Crítica de Eduardo Frota
O primeiro filme de terror de que se tem notícia tinha a mera intenção de entreter o público. Foi em 1896 que Georges Méliès apresentou um curta de apenas dois minutos chamado A mansão do Diabo. Resultado? Uma incauta plateia de cabelos em pé! Bem mais tarde, mais precisamente em 1920, O gabinete do Dr Caligari se tornou o primeiro longa de horror, colocando em discussão o tabu da morte e da quiromancia – quando o doutor em questão, também praticante de quiromancia, prevê a morte de um homem e… acerta! O gênero ganhou força e serviu como um espelho dos medos e anseios de nós mesmos, humanos. No início do século passado, muitos foram os clássicos da literatura de horror que foram transcritos para a tela grande.
Aí vieram os clássicos: filmes de vampiros, zumbis, espíritos e psicopatas. Também houve uma época em que qualquer animal gigante era aterrorizante e rendia bilheteria. Formigas gigantes, aranhas gigantes, vespas gigantes e até lesmas gigantes destruindo os sonhos da sociedade de consumo que se via em pleno declínio em meio a duas guerras mundiais. O contraponto era bem claro. Diferentemente dos insetos sociais, que vivem em colônias, o ser humano não conseguia se organizar para viver em comunidade.
Hollywood percebeu esse filão mercadológico e tratou de se apropriar das narrativas de terror. Cunhou uma estética que há muito tempo se mantém praticamente intocada: paga-se para levar sustos. E aí, convenhamos, sempre vemos mais do mesmo… É boneco assassino, palhaço do mal, criança fantasma, remake de terror japonês e uma série de produções que se prestam apenas a provocar pulos na poltrona e render continuações (já perdemos a conta de quantas vezes Jason já ressucitou).
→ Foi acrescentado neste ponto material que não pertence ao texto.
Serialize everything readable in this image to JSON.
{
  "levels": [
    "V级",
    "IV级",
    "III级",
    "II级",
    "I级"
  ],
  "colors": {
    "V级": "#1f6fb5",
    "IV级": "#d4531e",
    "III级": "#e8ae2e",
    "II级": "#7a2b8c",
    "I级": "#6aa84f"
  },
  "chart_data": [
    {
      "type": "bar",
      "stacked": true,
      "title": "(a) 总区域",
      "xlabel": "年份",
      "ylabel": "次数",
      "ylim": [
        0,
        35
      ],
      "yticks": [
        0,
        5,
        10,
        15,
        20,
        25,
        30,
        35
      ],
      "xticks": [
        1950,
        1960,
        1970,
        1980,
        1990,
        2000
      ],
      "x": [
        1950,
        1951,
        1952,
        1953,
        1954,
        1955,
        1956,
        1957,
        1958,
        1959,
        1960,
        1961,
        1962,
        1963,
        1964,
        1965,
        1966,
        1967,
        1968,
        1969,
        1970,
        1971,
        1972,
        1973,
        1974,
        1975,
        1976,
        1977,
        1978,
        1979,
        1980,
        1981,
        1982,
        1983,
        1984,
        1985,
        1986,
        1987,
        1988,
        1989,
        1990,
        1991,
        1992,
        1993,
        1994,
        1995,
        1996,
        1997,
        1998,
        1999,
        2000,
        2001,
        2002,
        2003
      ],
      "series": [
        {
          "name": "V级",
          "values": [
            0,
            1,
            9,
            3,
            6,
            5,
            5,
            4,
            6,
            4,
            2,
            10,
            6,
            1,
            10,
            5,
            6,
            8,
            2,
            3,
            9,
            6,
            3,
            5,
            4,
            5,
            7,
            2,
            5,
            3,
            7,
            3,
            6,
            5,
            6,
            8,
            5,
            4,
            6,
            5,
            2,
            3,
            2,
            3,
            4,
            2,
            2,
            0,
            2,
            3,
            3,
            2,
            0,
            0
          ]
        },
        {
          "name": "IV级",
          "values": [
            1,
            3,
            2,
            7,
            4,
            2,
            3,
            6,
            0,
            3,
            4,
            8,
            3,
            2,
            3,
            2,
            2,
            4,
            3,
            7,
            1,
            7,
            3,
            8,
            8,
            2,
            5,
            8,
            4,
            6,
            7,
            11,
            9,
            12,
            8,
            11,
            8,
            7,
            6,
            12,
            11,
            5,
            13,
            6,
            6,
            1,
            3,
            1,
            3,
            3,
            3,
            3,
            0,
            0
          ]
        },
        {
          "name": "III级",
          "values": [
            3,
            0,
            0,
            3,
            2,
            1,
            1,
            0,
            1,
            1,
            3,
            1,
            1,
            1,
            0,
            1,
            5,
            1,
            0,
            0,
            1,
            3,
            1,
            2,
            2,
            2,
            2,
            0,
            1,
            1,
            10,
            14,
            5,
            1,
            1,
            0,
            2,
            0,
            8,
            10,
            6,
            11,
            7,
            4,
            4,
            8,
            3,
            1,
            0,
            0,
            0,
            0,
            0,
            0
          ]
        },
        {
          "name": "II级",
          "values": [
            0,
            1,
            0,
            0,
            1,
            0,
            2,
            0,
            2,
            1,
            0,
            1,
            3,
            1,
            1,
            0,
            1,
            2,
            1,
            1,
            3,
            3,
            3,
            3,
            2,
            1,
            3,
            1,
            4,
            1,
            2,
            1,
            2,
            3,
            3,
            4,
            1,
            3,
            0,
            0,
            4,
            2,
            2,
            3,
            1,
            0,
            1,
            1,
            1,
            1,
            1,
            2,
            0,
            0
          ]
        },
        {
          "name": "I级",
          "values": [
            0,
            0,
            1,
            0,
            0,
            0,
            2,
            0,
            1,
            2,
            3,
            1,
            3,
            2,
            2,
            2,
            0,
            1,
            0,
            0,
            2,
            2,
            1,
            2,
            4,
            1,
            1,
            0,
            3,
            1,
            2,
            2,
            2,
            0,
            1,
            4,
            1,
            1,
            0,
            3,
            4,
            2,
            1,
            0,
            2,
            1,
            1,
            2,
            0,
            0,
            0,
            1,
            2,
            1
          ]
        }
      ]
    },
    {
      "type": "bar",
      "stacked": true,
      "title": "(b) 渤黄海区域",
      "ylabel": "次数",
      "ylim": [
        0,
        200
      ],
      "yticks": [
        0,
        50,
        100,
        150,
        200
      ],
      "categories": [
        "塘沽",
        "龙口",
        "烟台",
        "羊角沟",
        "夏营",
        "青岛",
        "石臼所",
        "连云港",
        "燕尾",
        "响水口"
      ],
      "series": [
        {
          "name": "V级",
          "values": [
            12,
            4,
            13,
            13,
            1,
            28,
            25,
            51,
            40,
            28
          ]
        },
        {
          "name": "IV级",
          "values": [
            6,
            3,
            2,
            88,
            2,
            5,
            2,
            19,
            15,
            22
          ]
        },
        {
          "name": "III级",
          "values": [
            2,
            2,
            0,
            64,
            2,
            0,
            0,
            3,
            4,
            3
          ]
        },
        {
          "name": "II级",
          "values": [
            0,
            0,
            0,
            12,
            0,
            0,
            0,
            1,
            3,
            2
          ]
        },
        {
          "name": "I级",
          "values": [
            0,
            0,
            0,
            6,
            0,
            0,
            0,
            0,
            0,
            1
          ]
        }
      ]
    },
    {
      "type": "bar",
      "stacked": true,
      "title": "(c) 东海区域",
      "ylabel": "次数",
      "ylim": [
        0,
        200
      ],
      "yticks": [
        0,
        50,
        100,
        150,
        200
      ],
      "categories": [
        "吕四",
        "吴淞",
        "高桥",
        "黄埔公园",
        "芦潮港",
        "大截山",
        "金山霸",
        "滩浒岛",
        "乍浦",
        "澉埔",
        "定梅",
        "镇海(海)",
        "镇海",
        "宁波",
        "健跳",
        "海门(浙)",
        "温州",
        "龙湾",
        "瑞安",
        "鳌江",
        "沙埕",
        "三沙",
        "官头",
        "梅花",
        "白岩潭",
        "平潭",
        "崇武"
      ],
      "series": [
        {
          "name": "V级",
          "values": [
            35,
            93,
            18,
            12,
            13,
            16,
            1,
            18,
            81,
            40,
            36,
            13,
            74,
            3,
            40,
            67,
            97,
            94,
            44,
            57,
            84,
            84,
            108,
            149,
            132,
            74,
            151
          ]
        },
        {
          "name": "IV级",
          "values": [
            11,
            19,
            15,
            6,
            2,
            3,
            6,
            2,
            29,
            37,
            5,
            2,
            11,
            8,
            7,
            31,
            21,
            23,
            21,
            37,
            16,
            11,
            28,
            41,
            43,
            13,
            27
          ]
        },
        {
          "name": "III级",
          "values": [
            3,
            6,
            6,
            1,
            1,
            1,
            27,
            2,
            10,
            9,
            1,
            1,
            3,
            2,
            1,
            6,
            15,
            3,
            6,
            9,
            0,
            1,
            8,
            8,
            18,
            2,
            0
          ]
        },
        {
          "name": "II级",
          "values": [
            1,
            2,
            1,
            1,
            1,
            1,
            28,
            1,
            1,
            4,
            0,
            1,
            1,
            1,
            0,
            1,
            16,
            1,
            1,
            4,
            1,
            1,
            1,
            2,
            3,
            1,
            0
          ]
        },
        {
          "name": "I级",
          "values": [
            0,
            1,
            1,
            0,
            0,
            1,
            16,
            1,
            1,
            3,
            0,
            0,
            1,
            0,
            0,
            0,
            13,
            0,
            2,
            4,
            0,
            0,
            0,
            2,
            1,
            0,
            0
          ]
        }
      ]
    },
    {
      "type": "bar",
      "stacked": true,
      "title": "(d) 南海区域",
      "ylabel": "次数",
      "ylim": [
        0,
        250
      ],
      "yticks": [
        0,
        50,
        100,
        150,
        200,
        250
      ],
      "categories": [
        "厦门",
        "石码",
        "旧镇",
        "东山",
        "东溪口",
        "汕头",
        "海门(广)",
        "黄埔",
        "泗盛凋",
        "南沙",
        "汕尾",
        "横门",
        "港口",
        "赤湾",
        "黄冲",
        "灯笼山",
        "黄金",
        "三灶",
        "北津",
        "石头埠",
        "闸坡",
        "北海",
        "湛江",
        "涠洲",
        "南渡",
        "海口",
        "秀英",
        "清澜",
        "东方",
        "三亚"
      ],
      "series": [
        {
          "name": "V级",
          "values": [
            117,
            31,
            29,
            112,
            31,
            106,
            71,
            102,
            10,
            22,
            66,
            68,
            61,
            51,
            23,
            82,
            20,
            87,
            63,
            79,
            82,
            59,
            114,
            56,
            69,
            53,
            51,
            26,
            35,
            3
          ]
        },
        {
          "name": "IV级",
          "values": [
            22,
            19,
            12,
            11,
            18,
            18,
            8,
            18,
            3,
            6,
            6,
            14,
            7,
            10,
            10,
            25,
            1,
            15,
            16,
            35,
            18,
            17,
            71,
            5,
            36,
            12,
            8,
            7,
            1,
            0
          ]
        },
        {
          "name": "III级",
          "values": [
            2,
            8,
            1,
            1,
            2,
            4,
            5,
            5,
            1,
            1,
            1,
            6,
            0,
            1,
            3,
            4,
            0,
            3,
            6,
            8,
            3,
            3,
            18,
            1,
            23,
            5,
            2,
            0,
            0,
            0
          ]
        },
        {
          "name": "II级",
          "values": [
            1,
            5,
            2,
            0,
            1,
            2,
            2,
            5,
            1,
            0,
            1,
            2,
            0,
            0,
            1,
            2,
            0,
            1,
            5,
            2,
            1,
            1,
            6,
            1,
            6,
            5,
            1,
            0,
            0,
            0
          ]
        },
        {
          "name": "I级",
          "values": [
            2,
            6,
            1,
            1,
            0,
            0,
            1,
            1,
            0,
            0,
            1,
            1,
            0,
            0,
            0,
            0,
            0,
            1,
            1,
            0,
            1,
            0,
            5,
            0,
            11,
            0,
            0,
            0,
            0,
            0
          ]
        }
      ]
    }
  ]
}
No entanto, dificilmente quem curte o gênero sai realmente assustado de uma dessas sessões. Poucas foram as produções que de fato marcaram a história do cinema e deixaram uma geração com medo de dormir no escuro, como O exorcista, A hora do pesadelo ou O iluminado.
No entanto, desde A Bruxa o cinema de horror ganhou um certo fôlego. Como Méliès já tinha provado, mais bacana do que pregar sustos é fazer com que o espectador fique amedrontado o tempo inteiro, até mesmo depois da sessão. É aquela história: não adianta ver o filme com uma almofada para cobrir o rosto em uma determinada sequência (ou tapar os ouvidos). O terror está lá o tempo inteiro.
Midsommar, do diretor Ari Aster, um dos produtores de A Bruxa, faz isso como poucos. Esqueça os sustos, a trilha sonora incidental que entrega o clímax e esses outros artifícios efêmeros. Nada de monstros, espíritos, possessões ou afins. Nem mansões caindo aos pedaços, casas assombradas ou cemitérios indígenas. Pelo contrário. A vila em que a narrativa acontece é idílica, com moradores receptivos e prestativos, vestidos de branco, no que mais parece ser um Éden. Aqui, o homem é algoz dele mesmo.
O argumento é brilhante, ainda mais se tratando de um diretor estadunidense: estudantes de antropologia viajam até uma vila longínqua na Suécia para participar de um festival em homenagem ao solstício de verão. A namorada de um deles, que não tem na “bagagem” referências como o estruturalismo, as manifestações totêmicas ou o determinismo é a protagonista que encaminha toda a linha narrativa. Psicóloga de formação, viaja abalada por uma tragédia pessoal.
Lá, o grupo de estrangeiros percebe que a linha que separa o que é cultura e o que é maldade é muito tênue. Impossível não lembrar de um texto que circulava pelas aulas de antropologia no primeiro período de algumas universidades, chamado “Os sonaciremas“. Enquanto os aspirantes a antropólogos tentam relativizar práticas nada convencionais, a protagonista encara uma jornada pessoal bem pesada, na qual êxtase e angústia andam de mãos dadas.
Como em seu filme anterior, Hereditário, Aster faz uma direção de atores brilhante. Diferentemente do primeiro trabalho, em Midsommar ele não utiliza reviravoltas mirabolantes e se atém ao argumento até o fim, o que mostra maturidade no ofício de diretor. Inclusive, não há nenhuma surpresa no desfecho. Sua força está na forma como é filmado – diga-se de passagem, irretocavelmente.
Os espectadores com estômago mais sensível talvez precisem de uma almofada em uma ou outra cena, porque a violência em certos momentos é brutal e até mesmo escatológica. Porém, é bem encaixada e coesa com a proposta.
Muito bom poder escrever isto > taí um belo filme de terror!